The Graham County Board of Supervisors amended the county’s wild land fire protection plan in May so they could pursue the grant, the first of its kind in Arizona, from the Arizona Department of Forestry and Fire Management.

It was approved in late June, said Bill Brandau, Graham County extension director.

“The plan is, hopefully, by the first of October we’ll be up and running,” he said.

Brandau created the Gila River Corridor Fire Mitigation Plan over the course of four years. The mitigation plan includes creating 14 firebreaks within the Gila River bed from the east side of the Gila River to the reservation on the west side. Firebreaks are areas where ground fuel, including salt cedar and Tamarisk trees have been removed, said Brandau.

The firebreaks will be around 500 feet in size and surround water wells, electrical lines, and bridges, Brandau said. Tamarisk trees will be cut down and then sprayed with herbicide to slowly remove it from the firebreak area.

Once in place, fire departments will be able to consult a river map to see if the fire is able to burn itself out on a firebreak before deploying crews.
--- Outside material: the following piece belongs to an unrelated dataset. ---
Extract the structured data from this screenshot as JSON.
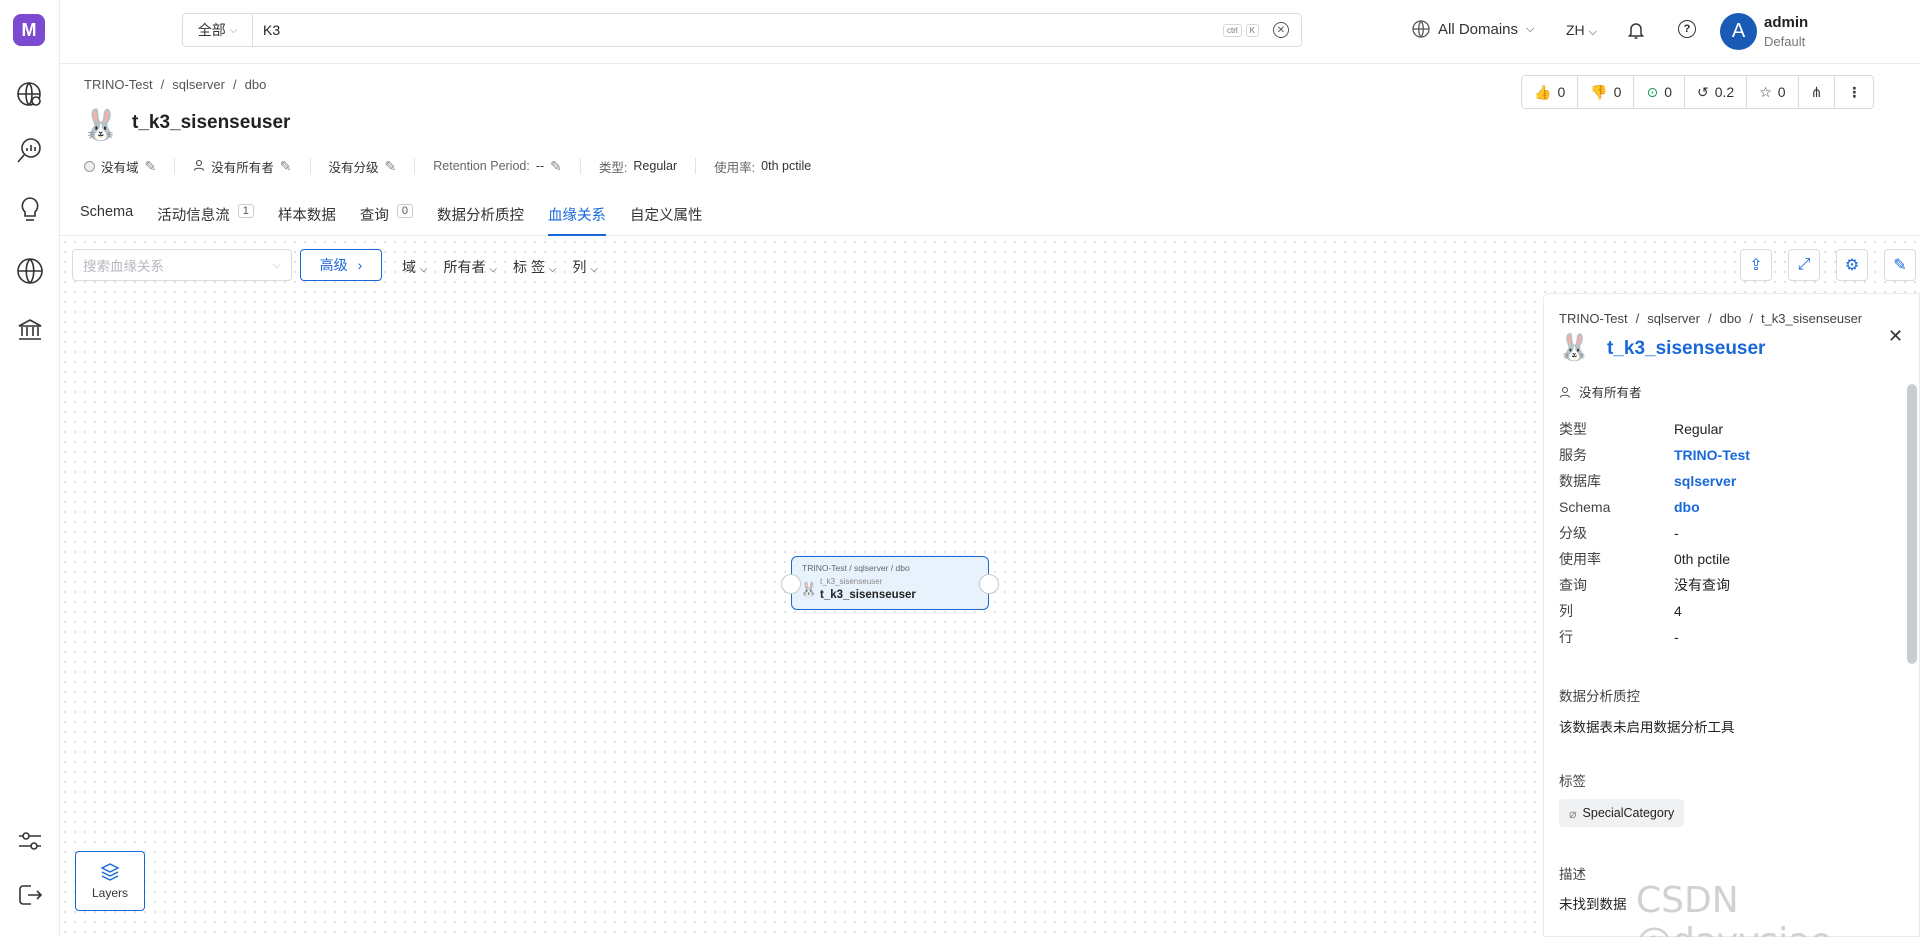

Brandau reached out to local entities within the community and mailed over 26 letters of support for the firebreaks to the Arizona Department of Forestry and Fire Management with the application. Brandau said he was told the agency had never seen so many letters of support for a single grant application.

To be eligible for the grant, the county had to have a 10 percent match of local money, and the local fire districts as well as the Graham County Coop agreed to participate in the required funding, he said.

Gila Watershed Partnership Director Melanie Tluzcek was happy to hear the firebreaks project will be funded.

“This is going to allow us to control the fires in the river and protect the valuable infrastructure and protect our restoration sites,” said Tluzcek. “Two of the fire breaks bracket the proposed Linear Park.”

The Linear Park will be a seven-mile park along the river’s south bank from Graveyard Wash, east of Safford, to Reay Lane in Thatcher and might connect to the valley’s shared-use trail system..

The proposed park would include a paved pathway, a softer aggregate surface path and native soil trails leading to the river’s edge. It could also include fitness activities, habitat restoration, interpretive exhibits, pedestrian bridges and wildlife-watching stations. There could also be parking areas, restrooms and possibly ramadas.

Tuluzcek said the firebreaks will also come in handy once the dreaded tamarisk beetle arrives.

The beetle, which is expected to arrive in Graham County within the next year, defoliates the tamarisk trees and increases the river bed’s fire danger, Tluzcek said. The first year the beetle arrives is when the fire danger is the highest.